We can now write out the other two values.

\cos\left(A\right) = \frac{\sqrt{3}}{2}

\sin\left(B\right) = \frac{\sqrt{55}}{8}

Now we can solve using the identity

\sin\left(A + B\right) = \frac{1}{2}\times\frac{3}{8}+\frac{\sqrt{55}}{8}\times\frac{\sqrt{3}}{2}

\sin\left(A + B\right) = \frac{3+\sqrt{165}}{16}

Double-Angle Formulae[edit]

The double angle formulae are obtained from the compound angle formulae when b = a.

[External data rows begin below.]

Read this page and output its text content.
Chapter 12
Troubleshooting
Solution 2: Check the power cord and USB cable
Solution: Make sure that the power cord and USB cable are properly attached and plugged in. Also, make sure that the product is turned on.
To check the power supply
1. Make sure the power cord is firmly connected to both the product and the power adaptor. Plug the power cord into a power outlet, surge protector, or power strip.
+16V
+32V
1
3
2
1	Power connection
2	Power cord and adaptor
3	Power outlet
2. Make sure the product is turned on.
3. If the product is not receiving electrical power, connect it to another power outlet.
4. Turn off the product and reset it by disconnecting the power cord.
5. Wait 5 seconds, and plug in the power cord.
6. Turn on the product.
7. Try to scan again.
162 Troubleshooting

The double angle formulae for cosine is a good reminder that when you have cos(a+b) you subtract in the identity or else you would get that cos(2a) = 1, also there are three identities that you need to know.

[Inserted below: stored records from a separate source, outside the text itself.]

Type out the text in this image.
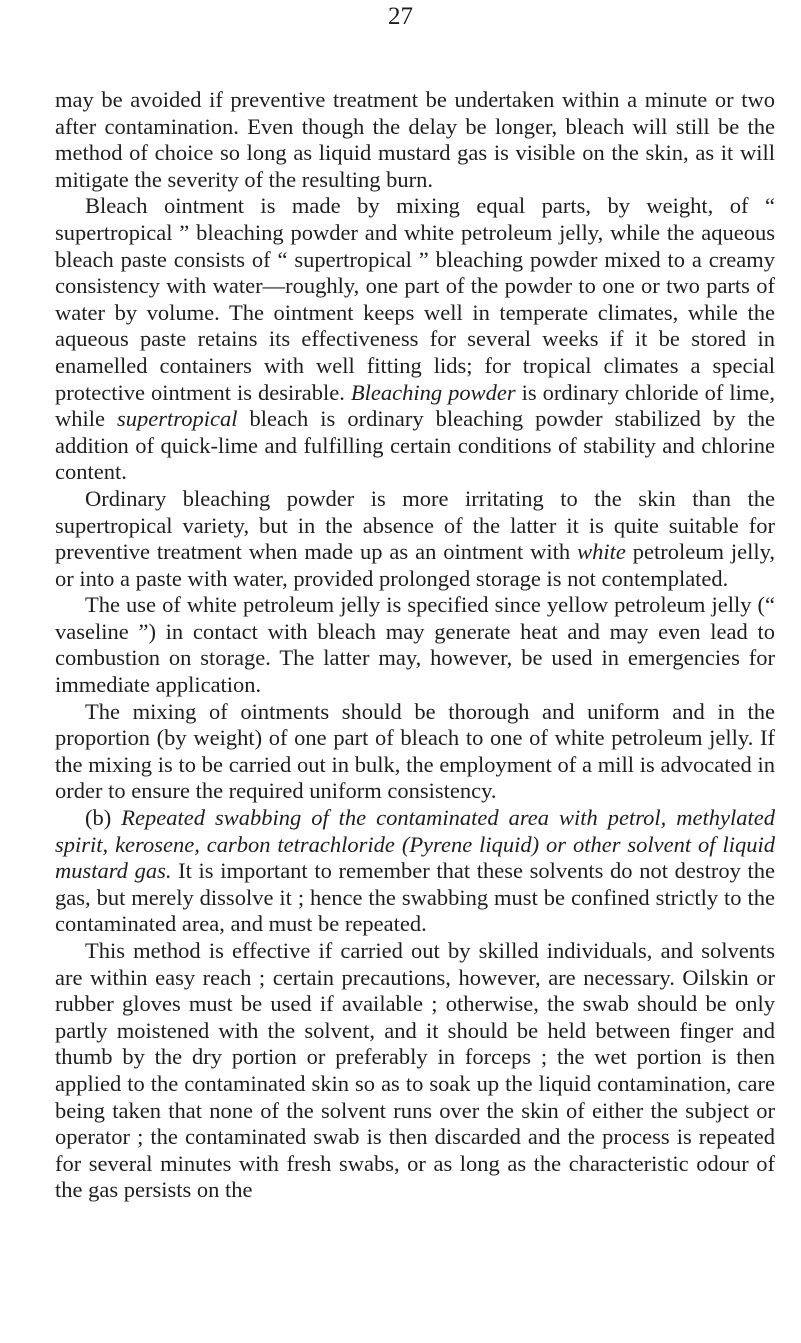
27

may be avoided if preventive treatment be undertaken within a minute or two after contamination. Even though the delay be longer, bleach will still be the method of choice so long as liquid mustard gas is visible on the skin, as it will mitigate the severity of the resulting burn.

Bleach ointment is made by mixing equal parts, by weight, of “ supertropical ” bleaching powder and white petroleum jelly, while the aqueous bleach paste consists of “ supertropical ” bleaching powder mixed to a creamy consistency with water—roughly, one part of the powder to one or two parts of water by volume. The ointment keeps well in temperate climates, while the aqueous paste retains its effectiveness for several weeks if it be stored in enamelled containers with well fitting lids; for tropical climates a special protective ointment is desirable. Bleaching powder is ordinary chloride of lime, while supertropical bleach is ordinary bleaching powder stabilized by the addition of quick-lime and fulfilling certain conditions of stability and chlorine content.

Ordinary bleaching powder is more irritating to the skin than the supertropical variety, but in the absence of the latter it is quite suitable for preventive treatment when made up as an ointment with white petroleum jelly, or into a paste with water, provided prolonged storage is not contemplated.

The use of white petroleum jelly is specified since yellow petroleum jelly (“ vaseline ”) in contact with bleach may generate heat and may even lead to combustion on storage. The latter may, however, be used in emergencies for immediate application.

The mixing of ointments should be thorough and uniform and in the proportion (by weight) of one part of bleach to one of white petroleum jelly. If the mixing is to be carried out in bulk, the employment of a mill is advocated in order to ensure the required uniform consistency.

(b) Repeated swabbing of the contaminated area with petrol, methylated spirit, kerosene, carbon tetrachloride (Pyrene liquid) or other solvent of liquid mustard gas. It is important to remember that these solvents do not destroy the gas, but merely dissolve it ; hence the swabbing must be confined strictly to the contaminated area, and must be repeated.

This method is effective if carried out by skilled individuals, and solvents are within easy reach ; certain precautions, however, are necessary. Oilskin or rubber gloves must be used if available ; otherwise, the swab should be only partly moistened with the solvent, and it should be held between finger and thumb by the dry portion or preferably in forceps ; the wet portion is then applied to the contaminated skin so as to soak up the liquid contamination, care being taken that none of the solvent runs over the skin of either the subject or operator ; the contaminated swab is then discarded and the process is repeated for several minutes with fresh swabs, or as long as the characteristic odour of the gas persists on the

\sin(2x) = 2 \sin (x) \cos(x)\,
\cos(2x) = \cos^2(x) - \sin^2(x)  = 2 \cos^2(x) - 1 = 1 - 2 \sin^2(x)\,
 \tan(2x) = \frac{2 \tan (x)} {1 - \tan^2(x)}

Example[edit]

What is the value of cos(2x) when sin(x) = .92? Find the angle that corresponds to 2x express your answer in radians.

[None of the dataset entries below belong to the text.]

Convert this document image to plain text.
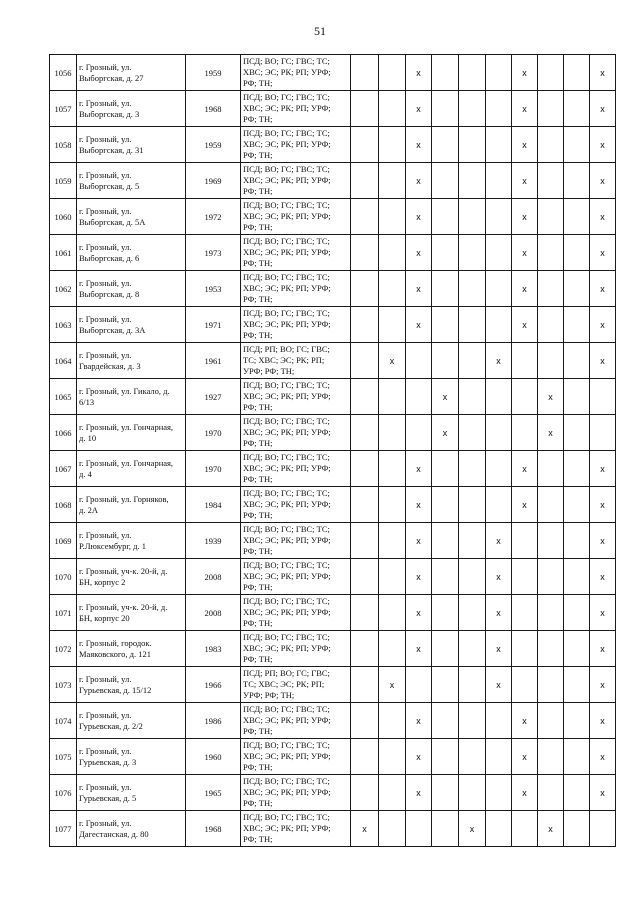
51
1056	г. Грозный, ул.
Выборгская, д. 27	1959	ПСД; ВО; ГС; ГВС; ТС;
ХВС; ЭС; РК; РП; УРФ;
РФ; ТН;			x				x			x
1057	г. Грозный, ул.
Выборгская, д. 3	1968	ПСД; ВО; ГС; ГВС; ТС;
ХВС; ЭС; РК; РП; УРФ;
РФ; ТН;			x				x			x
1058	г. Грозный, ул.
Выборгская, д. 31	1959	ПСД; ВО; ГС; ГВС; ТС;
ХВС; ЭС; РК; РП; УРФ;
РФ; ТН;			x				x			x
1059	г. Грозный, ул.
Выборгская, д. 5	1969	ПСД; ВО; ГС; ГВС; ТС;
ХВС; ЭС; РК; РП; УРФ;
РФ; ТН;			x				x			x
1060	г. Грозный, ул.
Выборгская, д. 5А	1972	ПСД; ВО; ГС; ГВС; ТС;
ХВС; ЭС; РК; РП; УРФ;
РФ; ТН;			x				x			x
1061	г. Грозный, ул.
Выборгская, д. 6	1973	ПСД; ВО; ГС; ГВС; ТС;
ХВС; ЭС; РК; РП; УРФ;
РФ; ТН;			x				x			x
1062	г. Грозный, ул.
Выборгская, д. 8	1953	ПСД; ВО; ГС; ГВС; ТС;
ХВС; ЭС; РК; РП; УРФ;
РФ; ТН;			x				x			x
1063	г. Грозный, ул.
Выборгская, д. 3А	1971	ПСД; ВО; ГС; ГВС; ТС;
ХВС; ЭС; РК; РП; УРФ;
РФ; ТН;			x				x			x
1064	г. Грозный, ул.
Гвардейская, д. 3	1961	ПСД; РП; ВО; ГС; ГВС;
ТС; ХВС; ЭС; РК; РП;
УРФ; РФ; ТН;		x				x				x
1065	г. Грозный, ул. Гикало, д.
6/13	1927	ПСД; ВО; ГС; ГВС; ТС;
ХВС; ЭС; РК; РП; УРФ;
РФ; ТН;				x				x		
1066	г. Грозный, ул. Гончарная,
д. 10	1970	ПСД; ВО; ГС; ГВС; ТС;
ХВС; ЭС; РК; РП; УРФ;
РФ; ТН;				x				x		
1067	г. Грозный, ул. Гончарная,
д. 4	1970	ПСД; ВО; ГС; ГВС; ТС;
ХВС; ЭС; РК; РП; УРФ;
РФ; ТН;			x				x			x
1068	г. Грозный, ул. Горняков,
д. 2А	1984	ПСД; ВО; ГС; ГВС; ТС;
ХВС; ЭС; РК; РП; УРФ;
РФ; ТН;			x				x			x
1069	г. Грозный, ул.
Р.Люксембург, д. 1	1939	ПСД; ВО; ГС; ГВС; ТС;
ХВС; ЭС; РК; РП; УРФ;
РФ; ТН;			x			x				x
1070	г. Грозный, уч-к. 20-й, д.
БН, корпус 2	2008	ПСД; ВО; ГС; ГВС; ТС;
ХВС; ЭС; РК; РП; УРФ;
РФ; ТН;			x			x				x
1071	г. Грозный, уч-к. 20-й, д.
БН, корпус 20	2008	ПСД; ВО; ГС; ГВС; ТС;
ХВС; ЭС; РК; РП; УРФ;
РФ; ТН;			x			x				x
1072	г. Грозный, городок.
Маяковского, д. 121	1983	ПСД; ВО; ГС; ГВС; ТС;
ХВС; ЭС; РК; РП; УРФ;
РФ; ТН;			x			x				x
1073	г. Грозный, ул.
Гурьевская, д. 15/12	1966	ПСД; РП; ВО; ГС; ГВС;
ТС; ХВС; ЭС; РК; РП;
УРФ; РФ; ТН;		x				x				x
1074	г. Грозный, ул.
Гурьевская, д. 2/2	1986	ПСД; ВО; ГС; ГВС; ТС;
ХВС; ЭС; РК; РП; УРФ;
РФ; ТН;			x				x			x
1075	г. Грозный, ул.
Гурьевская, д. 3	1960	ПСД; ВО; ГС; ГВС; ТС;
ХВС; ЭС; РК; РП; УРФ;
РФ; ТН;			x				x			x
1076	г. Грозный, ул.
Гурьевская, д. 5	1965	ПСД; ВО; ГС; ГВС; ТС;
ХВС; ЭС; РК; РП; УРФ;
РФ; ТН;			x				x			x
1077	г. Грозный, ул.
Дагестанская, д. 80	1968	ПСД; ВО; ГС; ГВС; ТС;
ХВС; ЭС; РК; РП; УРФ;
РФ; ТН;	x				x			x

Using the identity for cosine we get:

\cos(2x) = 1 - 2 \sin^2(x) = 1 - 2\times.92^2 = 1 - 1.6928 = -.6928\,

Using arcosine we get that:

\arccos(-.6928)\approx 2.33616 rad

Linear Combinations of Trigonometric Functions[edit]

Linear combination are very important in analysing waves, using radians we can determine that r is the amplitude of the wave and α is the phase of the wave. If you are ever asked for α give the answer in the approximate numerical answer. The formulae for linear combination of trigonometric functions are:

r = \sqrt{a^2+b^2}

a\sin x+b\cos x=r\cdot\sin(x+\alpha)\,

where

\alpha = \arcsin\frac{b}{r}

a\sin x+b\cos x=r\cdot\cos(x-\alpha)\,

where

\alpha = \arccos\frac{b}{r}

Example[edit]

Express the function 4sin(x) - 5 cos(x) in terms of cos(x). Solve for x in the range 0° < x <360°, when 4sin(x) - 5 cos(x) = 3

. Extract R from the equation:

R= \sqrt{-5^2 + 4^2} = \sqrt{41}

\sqrt{41}\left(\sin(x)\times\frac{4}{\sqrt{41}} + \cos(x)\times\frac{-5}{\sqrt{41}}\right)

Solve for α

\arccos\left(\frac{-5}{\sqrt{41}}\right) \approx 141.34^\circ

Express the function in terms of cos(x)

\sqrt{41}\cdot\cos(x - 141.34^\circ)

Now we need to solve for x when it is equal to 3:

\sqrt{41}\cdot\cos(x - 141.34^\circ) = 3

\cos(x - 141.34^\circ) = \frac{3}{\sqrt{41}}

\arccos\left(\cos(x - 141.34^\circ)\right) = \arccos\left(\frac{3}{\sqrt{41}}\right)

x - 141.34^\circ = -62.06^\circ, 62.06^\circ , 297.94^\circ

x = 79.28^\circ, 203.4^\circ, 439.34^\circ

In the range 0° < x <360° we get

x = 79.28^\circ, 203.4^\circ

This is part of the C3 (Core Mathematics 3) module of the A-level Mathematics text.